MikeUniformMike · 15/01/2020 16:38

Take it a day at a time. It doesn't have to be forever soulmates happy ever after. Get to know him first.

Tracey6891 · 15/01/2020 16:46

I’m finding it exhausting! It’s been really nice and enjoyable but I don’t feel secure...not because I think he’s seeing anyone else but because I’m sure I’m far more into it than him!

OP posts:
TimeForPlentyIn2020 · 15/01/2020 16:58

Depends how long you’ve been seeing him? If it’s just a month or two that would be Ok, expected even. However I had this with a guy I was seeing and it carried on long after it should have died down. After a year I decided it wasn’t making me happy, so ended it. Not an easy decision though.

Tracey6891 · 15/01/2020 17:02

It’s been 7 weeks and 8 dates so not long at all.

OP posts:
TimeForPlentyIn2020 · 15/01/2020 17:05

Ah, well I would have thought that was pretty OK. Just see how things go, but if your spider senses are telling you he’s not into it, then try not to fall for him.

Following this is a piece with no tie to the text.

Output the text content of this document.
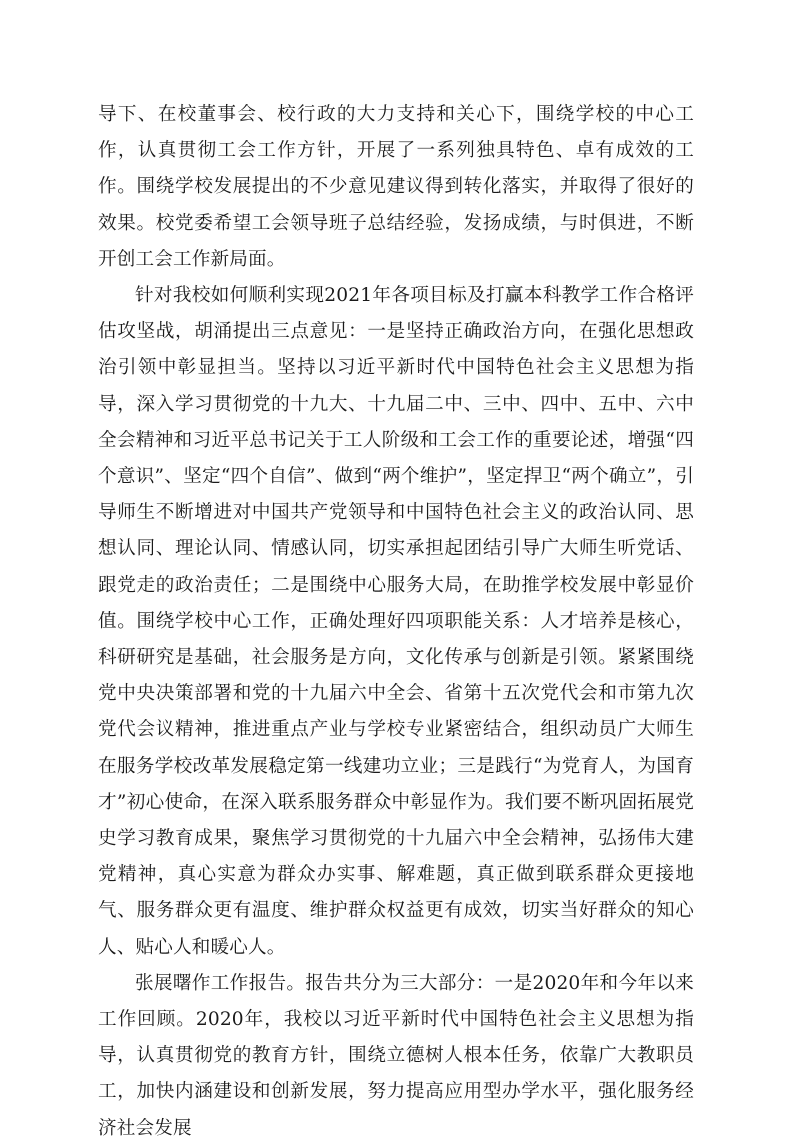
导下、在校董事会、校行政的大力支持和关心下，围绕学校的中心工作，认真贯彻工会工作方针，开展了一系列独具特色、卓有成效的工作。围绕学校发展提出的不少意见建议得到转化落实，并取得了很好的效果。校党委希望工会领导班子总结经验，发扬成绩，与时俱进，不断开创工会工作新局面。

针对我校如何顺利实现2021年各项目标及打赢本科教学工作合格评估攻坚战，胡涌提出三点意见：一是坚持正确政治方向，在强化思想政治引领中彰显担当。坚持以习近平新时代中国特色社会主义思想为指导，深入学习贯彻党的十九大、十九届二中、三中、四中、五中、六中全会精神和习近平总书记关于工人阶级和工会工作的重要论述，增强“四个意识”、坚定“四个自信”、做到“两个维护”，坚定捍卫“两个确立”，引导师生不断增进对中国共产党领导和中国特色社会主义的政治认同、思想认同、理论认同、情感认同，切实承担起团结引导广大师生听党话、跟党走的政治责任；二是围绕中心服务大局，在助推学校发展中彰显价值。围绕学校中心工作，正确处理好四项职能关系：人才培养是核心，科研研究是基础，社会服务是方向，文化传承与创新是引领。紧紧围绕党中央决策部署和党的十九届六中全会、省第十五次党代会和市第九次党代会议精神，推进重点产业与学校专业紧密结合，组织动员广大师生在服务学校改革发展稳定第一线建功立业；三是践行“为党育人，为国育才”初心使命，在深入联系服务群众中彰显作为。我们要不断巩固拓展党史学习教育成果，聚焦学习贯彻党的十九届六中全会精神，弘扬伟大建党精神，真心实意为群众办实事、解难题，真正做到联系群众更接地气、服务群众更有温度、维护群众权益更有成效，切实当好群众的知心人、贴心人和暖心人。

张展曙作工作报告。报告共分为三大部分：一是2020年和今年以来工作回顾。2020年，我校以习近平新时代中国特色社会主义思想为指导，认真贯彻党的教育方针，围绕立德树人根本任务，依靠广大教职员工，加快内涵建设和创新发展，努力提高应用型办学水平，强化服务经济社会发展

Thingsdogetbetter · 15/01/2020 20:20

Felt very safe and comfortable when I started seeimg mu husband. Then I realised I really really liked him and turned in bliddering anxious mess!

3rdchristmaslucky · 15/01/2020 20:24

If you're feeling insecure, which is what this is, then the best thing you can do is talk to him.

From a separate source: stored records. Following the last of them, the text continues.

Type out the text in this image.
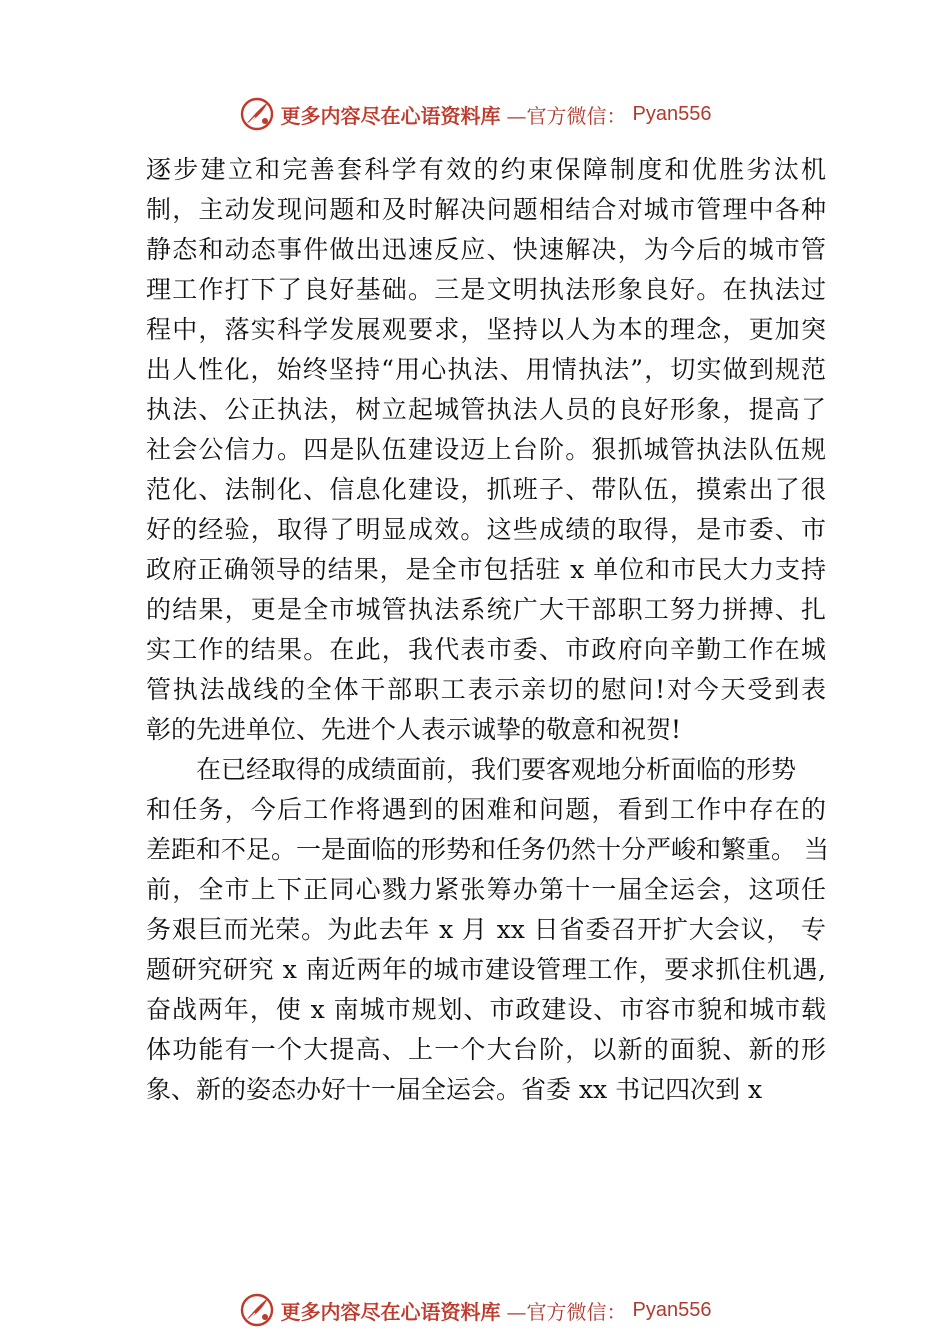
更多内容尽在心语资料库 —官方微信： Pyan556
逐步建立和完善套科学有效的约束保障制度和优胜劣汰机
制，主动发现问题和及时解决问题相结合对城市管理中各种
静态和动态事件做出迅速反应、快速解决，为今后的城市管
理工作打下了良好基础。三是文明执法形象良好。在执法过
程中，落实科学发展观要求，坚持以人为本的理念，更加突
出人性化，始终坚持“用心执法、用情执法”，切实做到规范
执法、公正执法，树立起城管执法人员的良好形象，提高了
社会公信力。四是队伍建设迈上台阶。狠抓城管执法队伍规
范化、法制化、信息化建设，抓班子、带队伍，摸索出了很
好的经验，取得了明显成效。这些成绩的取得，是市委、市
政府正确领导的结果，是全市包括驻 x 单位和市民大力支持
的结果，更是全市城管执法系统广大干部职工努力拼搏、扎
实工作的结果。在此，我代表市委、市政府向辛勤工作在城
管执法战线的全体干部职工表示亲切的慰问!对今天受到表
彰的先进单位、先进个人表示诚挚的敬意和祝贺!
在已经取得的成绩面前，我们要客观地分析面临的形势
和任务，今后工作将遇到的困难和问题，看到工作中存在的
差距和不足。一是面临的形势和任务仍然十分严峻和繁重。 当
前，全市上下正同心戮力紧张筹办第十一届全运会，这项任
务艰巨而光荣。为此去年 x 月 xx 日省委召开扩大会议， 专
题研究研究 x 南近两年的城市建设管理工作，要求抓住机遇,
奋战两年，使 x 南城市规划、市政建设、市容市貌和城市载
体功能有一个大提高、上一个大台阶，以新的面貌、新的形
象、新的姿态办好十一届全运会。省委 xx 书记四次到 x
更多内容尽在心语资料库 —官方微信： Pyan556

A no pressure chat, just to ask how he feels things are going, to put across how much you enjoy his company. Should give you a more secure feeling.

But it's normal to be nervous! He wouldn't be worth it if you weren't.

Tracey6891 · 15/01/2020 20:43

So many people say things like it just felt like home and I don’t feel that at all..just a bag of nerves and butterflies and stumbling over words (all of which I haven’t experienced in years)

OP posts:
IdiotInDisguise · 15/01/2020 23:11

Please don’t go in the usual mistake of looking for love at first sight (aka, the spark). That is ok for teenagers but it seems it has also became the default position for everyone in OLD, even if they are not in a position to attract that kind of love anymore.

Good love takes time to build. Don’t throw things away before you had time to get to know that person.

My ExH was the perfect husband for many years, to my utmost surprise, I knew I was going to marry him just after an hour... even when he presented himself as an arrogant insufferable twat the day I met him so bad I refused to even talk to the bastard for months! It is not always honey and roses.

Washedoutlady · 16/01/2020 16:13

It will depend on many many things. Past relationships, are you just out of a elation ship.
Are these feelings although nerve racking good or are the feelings trying to tell you something. Is he nice to you, does he say nice things. Even if you are madly in love with him you should feel reassured and happy when you're together. If you are left guessing then maybe it's not right.